Documents leaked to The Sydney Morning Herald and The Age reveal that while Australia’s banks faced scrutiny at the royal commission into banking, National Australia Bank chairman Ken Henry privately confided to auditors that the bank was ripping off its customers and would eventually trigger compensation. Dr Henry and dozens of other executives last year told NAB’s auditor EY about serious shortcomings in risk management, yet the auditor did not include these details and other points of concern in its draft report. Labor MP Deborah O'Neill responded to the revelations by calling for a parliamentary inquiry into the relationship between the big banks and the nation’s largest accounting firms.
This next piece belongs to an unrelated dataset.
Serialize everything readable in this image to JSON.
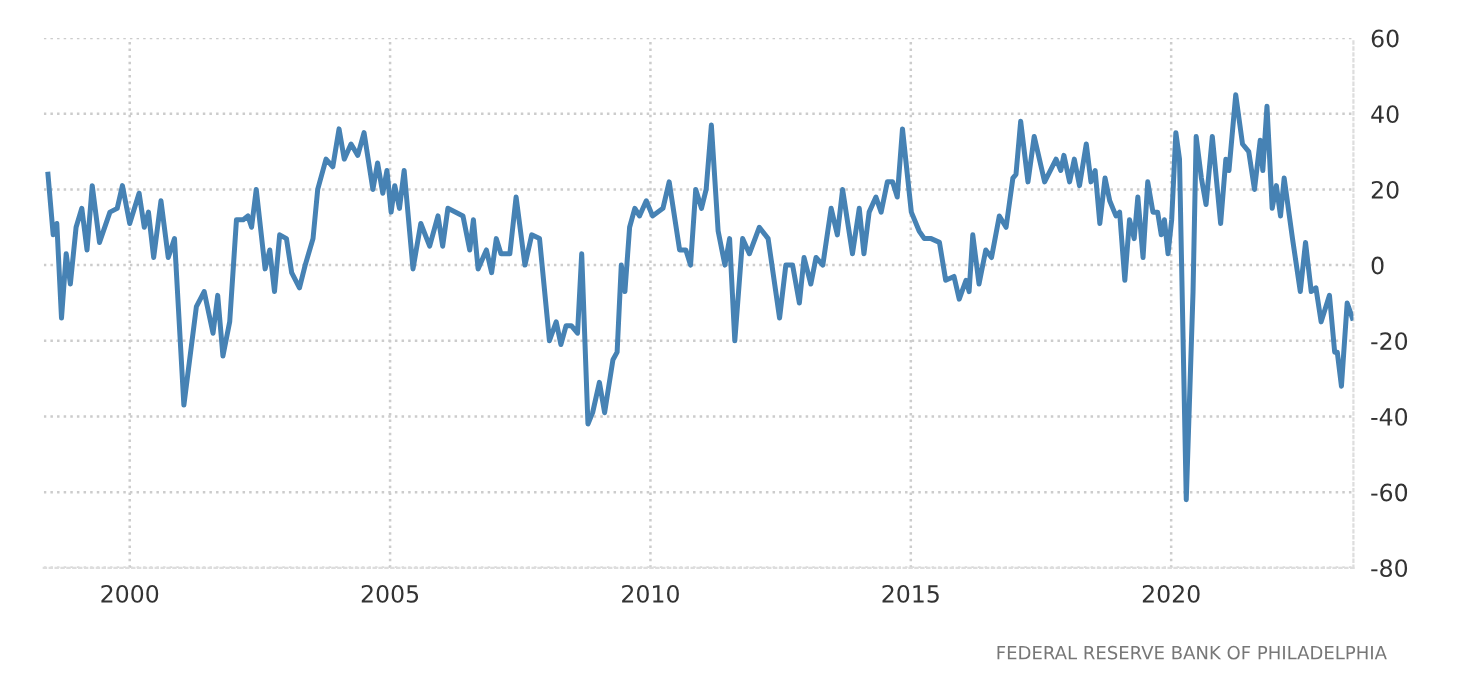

Queensland Liberal National MP George Christensen billed taxpayers $1600 for a trip to Cairns and the Great Barrier Reef to meet controversial far-right YouTuber Lauren Southern, only to be stood up by the far-right Canadian. MP financial interest disclosures reveal Christensen accepted a “reef trip from Cairns to Great Barrier Reef” from Axiomatic Events, an organiser of right-wing events. Southern is known for stunts such as obstructing a charity vessel attempting to rescue migrants from drowning in the Mediterranean. Axiomatic Events director Dave Pellowe told Guardian Australia Christensen was “there and available but [Southern] pulled the pin. Well, she missed the communication. He wasn’t collaborating with the tour but he was going to be available if she had questions about the reef and tourism.”
Trade Minister Simon Birmingham will today deliver a speech to a Chinese think tank in Beijing, urging the country to help rewrite trade rules that give it special “developing nation” status. US President Donald Trump has announced another round of tariffs on $US300 billion in Chinese goods from September. This represents almost all of the remaining products the US has yet to place tariffs on, such as clothing and iPhones, effectively signalling the end of free trade between the two rival powers.
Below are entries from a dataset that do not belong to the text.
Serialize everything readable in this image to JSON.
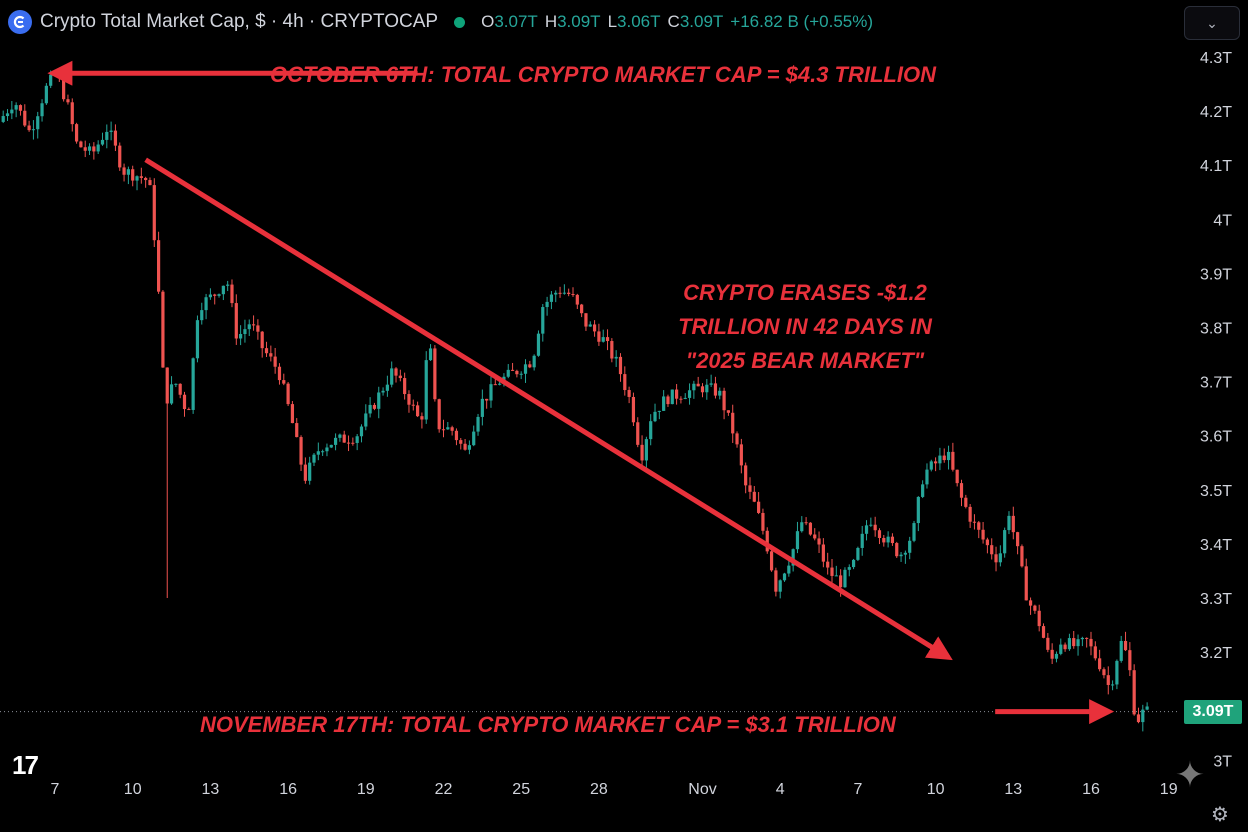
{
  "header": {
    "title": "Crypto Total Market Cap, $ · 4h · CRYPTOCAP",
    "ohlc": [
      {
        "key": "O",
        "value": "3.07T"
      },
      {
        "key": "H",
        "value": "3.09T"
      },
      {
        "key": "L",
        "value": "3.06T"
      },
      {
        "key": "C",
        "value": "3.09T"
      }
    ],
    "change": "+16.82 B (+0.55%)"
  },
  "controls": {
    "collapse_glyph": "⌄"
  },
  "current_price_tag": "3.09T",
  "annotations": {
    "top": "OCTOBER 6TH: TOTAL CRYPTO MARKET CAP = $4.3 TRILLION",
    "middle_lines": [
      "CRYPTO ERASES -$1.2",
      "TRILLION IN 42 DAYS IN",
      "\"2025 BEAR MARKET\""
    ],
    "bottom": "NOVEMBER 17TH: TOTAL CRYPTO MARKET CAP = $3.1 TRILLION"
  },
  "branding": {
    "logo_text": "17"
  },
  "colors": {
    "up": "#26a69a",
    "down": "#ef5350",
    "annotation": "#e8313b",
    "price_tag": "#1fa37b",
    "background": "#000000"
  },
  "chart_data": {
    "type": "candlestick",
    "title": "Crypto Total Market Cap",
    "interval": "4h",
    "yunit": "T",
    "ylim": [
      2.95,
      4.4
    ],
    "y_ticks": [
      "4.3T",
      "4.2T",
      "4.1T",
      "4T",
      "3.9T",
      "3.8T",
      "3.7T",
      "3.6T",
      "3.5T",
      "3.4T",
      "3.3T",
      "3.2T",
      "3T"
    ],
    "y_tick_values": [
      4.3,
      4.2,
      4.1,
      4.0,
      3.9,
      3.8,
      3.7,
      3.6,
      3.5,
      3.4,
      3.3,
      3.2,
      3.0
    ],
    "x_ticks": [
      "7",
      "10",
      "13",
      "16",
      "19",
      "22",
      "25",
      "28",
      "Nov",
      "4",
      "7",
      "10",
      "13",
      "16",
      "19"
    ],
    "x_tick_days": [
      7,
      10,
      13,
      16,
      19,
      22,
      25,
      28,
      32,
      35,
      38,
      41,
      44,
      47,
      50
    ],
    "x_day_unit": "days from Oct 1",
    "xlim_days": [
      5,
      51
    ],
    "price_path": [
      {
        "day": 5.0,
        "value": 4.18
      },
      {
        "day": 5.6,
        "value": 4.22
      },
      {
        "day": 6.2,
        "value": 4.16
      },
      {
        "day": 6.8,
        "value": 4.24
      },
      {
        "day": 7.2,
        "value": 4.27
      },
      {
        "day": 7.6,
        "value": 4.22
      },
      {
        "day": 8.0,
        "value": 4.14
      },
      {
        "day": 8.6,
        "value": 4.12
      },
      {
        "day": 9.2,
        "value": 4.17
      },
      {
        "day": 9.8,
        "value": 4.09
      },
      {
        "day": 10.4,
        "value": 4.08
      },
      {
        "day": 10.8,
        "value": 4.07
      },
      {
        "day": 11.1,
        "value": 3.92
      },
      {
        "day": 11.4,
        "value": 3.66
      },
      {
        "day": 11.8,
        "value": 3.7
      },
      {
        "day": 12.3,
        "value": 3.64
      },
      {
        "day": 12.7,
        "value": 3.84
      },
      {
        "day": 13.3,
        "value": 3.86
      },
      {
        "day": 13.8,
        "value": 3.89
      },
      {
        "day": 14.2,
        "value": 3.78
      },
      {
        "day": 14.7,
        "value": 3.81
      },
      {
        "day": 15.2,
        "value": 3.76
      },
      {
        "day": 15.8,
        "value": 3.72
      },
      {
        "day": 16.3,
        "value": 3.63
      },
      {
        "day": 16.8,
        "value": 3.52
      },
      {
        "day": 17.4,
        "value": 3.58
      },
      {
        "day": 18.0,
        "value": 3.59
      },
      {
        "day": 18.8,
        "value": 3.6
      },
      {
        "day": 19.5,
        "value": 3.66
      },
      {
        "day": 20.2,
        "value": 3.72
      },
      {
        "day": 20.8,
        "value": 3.67
      },
      {
        "day": 21.3,
        "value": 3.62
      },
      {
        "day": 21.6,
        "value": 3.79
      },
      {
        "day": 21.9,
        "value": 3.62
      },
      {
        "day": 22.5,
        "value": 3.61
      },
      {
        "day": 23.0,
        "value": 3.57
      },
      {
        "day": 23.6,
        "value": 3.66
      },
      {
        "day": 24.3,
        "value": 3.7
      },
      {
        "day": 25.0,
        "value": 3.72
      },
      {
        "day": 25.6,
        "value": 3.74
      },
      {
        "day": 26.0,
        "value": 3.84
      },
      {
        "day": 26.6,
        "value": 3.87
      },
      {
        "day": 27.1,
        "value": 3.86
      },
      {
        "day": 27.6,
        "value": 3.81
      },
      {
        "day": 28.3,
        "value": 3.78
      },
      {
        "day": 28.9,
        "value": 3.73
      },
      {
        "day": 29.4,
        "value": 3.66
      },
      {
        "day": 29.8,
        "value": 3.56
      },
      {
        "day": 30.2,
        "value": 3.64
      },
      {
        "day": 30.8,
        "value": 3.67
      },
      {
        "day": 31.5,
        "value": 3.68
      },
      {
        "day": 32.2,
        "value": 3.69
      },
      {
        "day": 32.8,
        "value": 3.68
      },
      {
        "day": 33.4,
        "value": 3.6
      },
      {
        "day": 33.8,
        "value": 3.51
      },
      {
        "day": 34.2,
        "value": 3.47
      },
      {
        "day": 34.6,
        "value": 3.41
      },
      {
        "day": 35.0,
        "value": 3.32
      },
      {
        "day": 35.6,
        "value": 3.38
      },
      {
        "day": 36.0,
        "value": 3.44
      },
      {
        "day": 36.6,
        "value": 3.4
      },
      {
        "day": 37.0,
        "value": 3.35
      },
      {
        "day": 37.5,
        "value": 3.33
      },
      {
        "day": 38.0,
        "value": 3.36
      },
      {
        "day": 38.6,
        "value": 3.45
      },
      {
        "day": 39.2,
        "value": 3.41
      },
      {
        "day": 39.8,
        "value": 3.38
      },
      {
        "day": 40.3,
        "value": 3.42
      },
      {
        "day": 40.7,
        "value": 3.53
      },
      {
        "day": 41.2,
        "value": 3.55
      },
      {
        "day": 41.6,
        "value": 3.57
      },
      {
        "day": 42.1,
        "value": 3.49
      },
      {
        "day": 42.6,
        "value": 3.44
      },
      {
        "day": 43.1,
        "value": 3.4
      },
      {
        "day": 43.6,
        "value": 3.37
      },
      {
        "day": 44.0,
        "value": 3.46
      },
      {
        "day": 44.4,
        "value": 3.37
      },
      {
        "day": 44.7,
        "value": 3.3
      },
      {
        "day": 45.2,
        "value": 3.25
      },
      {
        "day": 45.6,
        "value": 3.18
      },
      {
        "day": 46.0,
        "value": 3.22
      },
      {
        "day": 46.6,
        "value": 3.21
      },
      {
        "day": 47.0,
        "value": 3.22
      },
      {
        "day": 47.6,
        "value": 3.17
      },
      {
        "day": 47.9,
        "value": 3.13
      },
      {
        "day": 48.3,
        "value": 3.22
      },
      {
        "day": 48.6,
        "value": 3.19
      },
      {
        "day": 48.9,
        "value": 3.07
      },
      {
        "day": 49.2,
        "value": 3.09
      }
    ],
    "last_price": 3.09,
    "trend_arrow": {
      "from": {
        "day": 10.5,
        "value": 4.11
      },
      "to": {
        "day": 41.5,
        "value": 3.19
      }
    },
    "annotation_arrows": [
      {
        "from": {
          "day": 21.0,
          "value": 4.27
        },
        "to": {
          "day": 6.9,
          "value": 4.27
        }
      },
      {
        "from": {
          "day": 43.3,
          "value": 3.09
        },
        "to": {
          "day": 47.7,
          "value": 3.09
        }
      }
    ]
  }
}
A key nuclear arms treaty is due to expire today, with the UN Secretary-General Antonio Guterres warning the world is set to “lose an invaluable brake on nuclear war”. Unless Russia destroys a new medium-range missile, the United States will pull out of the Intermediate-range Nuclear Forces Treaty in order to develop its own equivalents. The treaty saw the destruction of 2700 medium-range nuclear missiles, weapons that would have given targeted countries only a few minutes warning of an impending strike. The governments of US President Donald Trump and Russian President Vladimir Putin are both undertaking aggressive nuclear weapon modernisation programs, with the US developing a nuclear missile to be mounted on a mobile launcher. The treaty expiry coincides with another missile launch by North Korea — its third round of missile tests in the space of a week.
In cricket, Steve Smith has rescued Australia from a disastrous start to day one of the first men’s Ashes test. On his return to test cricket after being suspended in March last year for his role in the ball-tampering scandal, Smith helped Australia recover from 8-122 to post a first innings total of 284. England survived two overs before the close of play to finish with 10 runs for no loss of wicket.